All of those cases are just famously named examples of how the coronavirus is decimating the American cultural and artistic world. It is not just the absence of visitors. It is also the fact that museums invest through investment vehicles in financial markets, real estate and all kinds of assets and use capital gains to finance part of their activities. With the economy crumbling, the finances of these organizations are falling apart.

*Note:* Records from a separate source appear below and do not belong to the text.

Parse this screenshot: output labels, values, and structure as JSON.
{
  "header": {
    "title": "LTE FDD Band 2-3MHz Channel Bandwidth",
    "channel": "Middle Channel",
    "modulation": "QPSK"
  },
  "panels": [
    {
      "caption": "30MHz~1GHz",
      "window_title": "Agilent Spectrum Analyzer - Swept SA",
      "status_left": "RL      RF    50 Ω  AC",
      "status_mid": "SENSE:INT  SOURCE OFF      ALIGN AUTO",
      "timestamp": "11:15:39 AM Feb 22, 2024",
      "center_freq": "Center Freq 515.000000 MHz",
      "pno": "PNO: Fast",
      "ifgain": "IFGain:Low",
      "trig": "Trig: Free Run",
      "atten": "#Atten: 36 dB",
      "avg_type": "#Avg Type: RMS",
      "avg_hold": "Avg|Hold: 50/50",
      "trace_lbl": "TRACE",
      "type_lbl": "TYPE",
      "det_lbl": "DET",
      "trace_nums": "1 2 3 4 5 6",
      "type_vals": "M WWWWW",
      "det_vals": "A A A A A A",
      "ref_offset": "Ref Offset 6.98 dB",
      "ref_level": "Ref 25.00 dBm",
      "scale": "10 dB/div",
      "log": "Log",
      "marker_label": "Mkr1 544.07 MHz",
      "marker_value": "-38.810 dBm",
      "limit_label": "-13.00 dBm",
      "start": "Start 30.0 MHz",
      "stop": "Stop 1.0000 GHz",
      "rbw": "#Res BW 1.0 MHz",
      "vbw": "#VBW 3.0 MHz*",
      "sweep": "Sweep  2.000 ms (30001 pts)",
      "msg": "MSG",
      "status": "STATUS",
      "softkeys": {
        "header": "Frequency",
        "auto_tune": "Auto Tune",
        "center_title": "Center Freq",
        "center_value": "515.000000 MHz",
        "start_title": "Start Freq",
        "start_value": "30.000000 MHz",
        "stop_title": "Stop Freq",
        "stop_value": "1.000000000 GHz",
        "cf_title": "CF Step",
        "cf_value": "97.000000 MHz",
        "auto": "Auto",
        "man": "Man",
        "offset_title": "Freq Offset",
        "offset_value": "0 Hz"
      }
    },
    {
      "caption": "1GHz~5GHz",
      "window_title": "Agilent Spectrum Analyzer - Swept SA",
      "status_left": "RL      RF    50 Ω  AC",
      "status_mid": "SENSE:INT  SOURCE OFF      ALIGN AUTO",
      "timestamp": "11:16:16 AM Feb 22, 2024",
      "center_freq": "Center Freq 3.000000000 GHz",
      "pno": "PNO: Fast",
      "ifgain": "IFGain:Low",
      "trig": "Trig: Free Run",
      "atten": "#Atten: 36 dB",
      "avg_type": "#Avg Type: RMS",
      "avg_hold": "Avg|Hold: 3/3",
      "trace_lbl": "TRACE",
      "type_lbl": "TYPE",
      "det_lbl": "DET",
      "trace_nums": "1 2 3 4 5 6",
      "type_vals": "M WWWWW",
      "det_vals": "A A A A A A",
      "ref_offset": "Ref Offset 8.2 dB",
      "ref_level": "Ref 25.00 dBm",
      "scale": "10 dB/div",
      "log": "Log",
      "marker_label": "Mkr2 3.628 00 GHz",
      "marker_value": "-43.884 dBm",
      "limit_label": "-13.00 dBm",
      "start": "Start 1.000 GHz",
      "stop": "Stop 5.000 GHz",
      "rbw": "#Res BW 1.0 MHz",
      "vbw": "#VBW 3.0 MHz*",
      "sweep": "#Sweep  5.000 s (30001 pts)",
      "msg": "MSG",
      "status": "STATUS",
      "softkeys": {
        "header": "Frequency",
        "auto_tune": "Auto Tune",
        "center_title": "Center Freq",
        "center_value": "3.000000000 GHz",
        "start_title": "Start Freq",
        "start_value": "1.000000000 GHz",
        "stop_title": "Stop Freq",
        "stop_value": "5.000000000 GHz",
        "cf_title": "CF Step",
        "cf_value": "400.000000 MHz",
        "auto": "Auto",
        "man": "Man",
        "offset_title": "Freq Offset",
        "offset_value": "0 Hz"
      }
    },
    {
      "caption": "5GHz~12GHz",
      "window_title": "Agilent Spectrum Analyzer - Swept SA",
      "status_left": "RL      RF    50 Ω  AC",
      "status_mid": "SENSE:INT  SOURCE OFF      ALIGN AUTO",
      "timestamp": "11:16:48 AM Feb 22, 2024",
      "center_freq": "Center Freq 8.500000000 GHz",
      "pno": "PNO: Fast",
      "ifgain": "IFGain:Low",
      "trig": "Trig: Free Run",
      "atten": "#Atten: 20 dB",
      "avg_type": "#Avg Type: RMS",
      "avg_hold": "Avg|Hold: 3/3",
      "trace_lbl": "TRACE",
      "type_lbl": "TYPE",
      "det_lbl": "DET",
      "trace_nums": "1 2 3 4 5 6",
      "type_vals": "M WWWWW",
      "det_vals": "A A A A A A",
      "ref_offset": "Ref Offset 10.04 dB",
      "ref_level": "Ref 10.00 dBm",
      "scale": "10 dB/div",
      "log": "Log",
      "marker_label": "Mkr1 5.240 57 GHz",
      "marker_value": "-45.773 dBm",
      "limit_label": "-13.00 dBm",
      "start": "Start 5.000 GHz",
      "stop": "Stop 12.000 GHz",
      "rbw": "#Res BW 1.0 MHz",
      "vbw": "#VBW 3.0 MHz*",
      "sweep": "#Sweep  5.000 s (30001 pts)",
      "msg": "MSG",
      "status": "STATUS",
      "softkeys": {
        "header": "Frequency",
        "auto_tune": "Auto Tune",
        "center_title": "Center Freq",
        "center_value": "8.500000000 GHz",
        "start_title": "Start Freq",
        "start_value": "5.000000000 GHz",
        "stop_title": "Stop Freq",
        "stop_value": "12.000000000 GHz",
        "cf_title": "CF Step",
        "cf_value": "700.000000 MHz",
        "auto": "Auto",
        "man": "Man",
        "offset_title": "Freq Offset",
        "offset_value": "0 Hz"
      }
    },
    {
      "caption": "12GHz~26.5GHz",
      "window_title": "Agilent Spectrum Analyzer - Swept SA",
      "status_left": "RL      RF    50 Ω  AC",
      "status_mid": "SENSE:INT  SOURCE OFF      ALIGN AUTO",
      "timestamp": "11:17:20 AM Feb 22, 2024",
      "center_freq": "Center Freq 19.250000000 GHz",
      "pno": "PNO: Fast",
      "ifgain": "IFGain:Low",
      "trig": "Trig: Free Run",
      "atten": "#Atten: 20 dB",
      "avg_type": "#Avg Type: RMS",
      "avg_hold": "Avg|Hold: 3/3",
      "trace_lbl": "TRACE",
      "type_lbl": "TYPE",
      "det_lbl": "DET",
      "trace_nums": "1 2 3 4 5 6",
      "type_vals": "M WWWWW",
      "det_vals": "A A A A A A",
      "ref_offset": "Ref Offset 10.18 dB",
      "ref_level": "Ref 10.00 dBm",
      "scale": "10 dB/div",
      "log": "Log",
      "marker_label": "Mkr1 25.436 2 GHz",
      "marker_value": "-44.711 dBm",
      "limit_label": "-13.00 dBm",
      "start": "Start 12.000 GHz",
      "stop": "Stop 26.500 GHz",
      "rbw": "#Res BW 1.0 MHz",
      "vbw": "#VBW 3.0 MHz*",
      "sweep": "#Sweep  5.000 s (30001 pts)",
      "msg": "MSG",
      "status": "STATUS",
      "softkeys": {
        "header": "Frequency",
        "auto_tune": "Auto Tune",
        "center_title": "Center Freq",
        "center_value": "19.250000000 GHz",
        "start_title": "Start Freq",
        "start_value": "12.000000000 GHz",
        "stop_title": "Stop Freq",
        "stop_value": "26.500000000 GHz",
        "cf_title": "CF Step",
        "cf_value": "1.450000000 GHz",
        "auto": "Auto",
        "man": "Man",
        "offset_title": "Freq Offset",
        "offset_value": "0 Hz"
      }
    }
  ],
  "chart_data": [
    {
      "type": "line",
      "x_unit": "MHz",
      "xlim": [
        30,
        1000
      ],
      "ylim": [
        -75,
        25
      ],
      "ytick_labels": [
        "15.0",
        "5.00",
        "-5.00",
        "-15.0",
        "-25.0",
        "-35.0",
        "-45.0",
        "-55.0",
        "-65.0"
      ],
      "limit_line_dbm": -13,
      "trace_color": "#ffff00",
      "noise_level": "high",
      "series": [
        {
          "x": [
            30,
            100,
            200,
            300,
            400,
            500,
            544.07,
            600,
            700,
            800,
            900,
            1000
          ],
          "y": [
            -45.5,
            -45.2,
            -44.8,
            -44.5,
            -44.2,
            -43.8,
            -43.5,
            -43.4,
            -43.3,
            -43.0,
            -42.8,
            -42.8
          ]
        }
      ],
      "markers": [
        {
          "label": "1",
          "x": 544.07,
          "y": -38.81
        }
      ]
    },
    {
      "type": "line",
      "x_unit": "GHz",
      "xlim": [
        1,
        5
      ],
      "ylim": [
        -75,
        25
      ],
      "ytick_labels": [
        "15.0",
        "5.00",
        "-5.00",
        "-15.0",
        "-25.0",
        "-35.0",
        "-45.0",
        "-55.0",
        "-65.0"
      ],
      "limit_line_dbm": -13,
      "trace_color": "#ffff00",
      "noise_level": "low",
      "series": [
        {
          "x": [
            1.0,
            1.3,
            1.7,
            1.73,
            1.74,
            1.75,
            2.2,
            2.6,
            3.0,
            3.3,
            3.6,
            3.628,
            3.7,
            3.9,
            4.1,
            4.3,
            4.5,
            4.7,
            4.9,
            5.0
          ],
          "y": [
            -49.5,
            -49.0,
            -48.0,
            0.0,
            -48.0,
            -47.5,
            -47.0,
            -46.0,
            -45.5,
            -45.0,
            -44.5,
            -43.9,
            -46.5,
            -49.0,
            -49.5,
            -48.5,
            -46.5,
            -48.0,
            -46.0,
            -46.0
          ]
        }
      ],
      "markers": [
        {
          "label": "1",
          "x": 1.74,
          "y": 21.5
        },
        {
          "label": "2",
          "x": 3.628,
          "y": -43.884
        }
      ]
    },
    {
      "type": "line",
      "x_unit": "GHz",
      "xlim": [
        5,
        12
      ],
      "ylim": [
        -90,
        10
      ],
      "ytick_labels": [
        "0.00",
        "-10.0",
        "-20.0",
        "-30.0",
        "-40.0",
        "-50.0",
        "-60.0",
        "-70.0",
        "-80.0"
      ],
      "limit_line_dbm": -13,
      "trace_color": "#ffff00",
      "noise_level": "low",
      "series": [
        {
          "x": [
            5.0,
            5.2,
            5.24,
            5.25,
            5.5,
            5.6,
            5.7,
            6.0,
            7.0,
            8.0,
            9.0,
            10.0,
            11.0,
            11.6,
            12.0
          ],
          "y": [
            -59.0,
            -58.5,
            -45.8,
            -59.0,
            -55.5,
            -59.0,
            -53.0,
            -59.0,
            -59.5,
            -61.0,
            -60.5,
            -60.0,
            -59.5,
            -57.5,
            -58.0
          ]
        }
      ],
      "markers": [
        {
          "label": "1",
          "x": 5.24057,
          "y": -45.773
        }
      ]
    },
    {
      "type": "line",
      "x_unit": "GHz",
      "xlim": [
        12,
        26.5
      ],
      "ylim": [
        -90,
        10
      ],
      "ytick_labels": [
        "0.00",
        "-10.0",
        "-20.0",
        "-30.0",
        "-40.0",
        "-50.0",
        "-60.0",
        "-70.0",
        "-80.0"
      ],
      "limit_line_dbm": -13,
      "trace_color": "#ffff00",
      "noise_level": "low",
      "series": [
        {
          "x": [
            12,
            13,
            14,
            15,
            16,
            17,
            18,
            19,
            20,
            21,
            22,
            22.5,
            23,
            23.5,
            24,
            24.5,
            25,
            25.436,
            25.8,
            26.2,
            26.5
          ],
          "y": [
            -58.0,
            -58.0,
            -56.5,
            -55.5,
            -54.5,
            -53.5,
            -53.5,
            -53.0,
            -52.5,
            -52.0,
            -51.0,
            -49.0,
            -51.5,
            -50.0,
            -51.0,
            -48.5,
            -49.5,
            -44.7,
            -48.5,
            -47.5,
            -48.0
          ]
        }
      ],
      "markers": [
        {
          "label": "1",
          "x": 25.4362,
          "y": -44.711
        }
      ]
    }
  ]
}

His third leg to obtain resources, which is sponsorship and patronage, has simply disappeared.

The data from the great museums come accompanied by a figure that reveals that the coronavirus is the virus that kills, too, art: 62% of the artists in the United States have lost their jobs. They are estimates made by the Artists Relief organization, a group made up of seven non-profit organizations dedicated to patronage, such as Artadia, Creative Capital, and the Foundation for Contemporary Art. Only Artist Relief has received 55,000 requests for artists asking for the 5,000 dollars (4,600 euros) that the organization is giving to alleviate the most immediate needs of creators.

Artists' problems go much further. The survey shows that 66% of them cannot buy materials simply because there are none or because the establishments are closed. Furthermore, 95% of artists have lost income.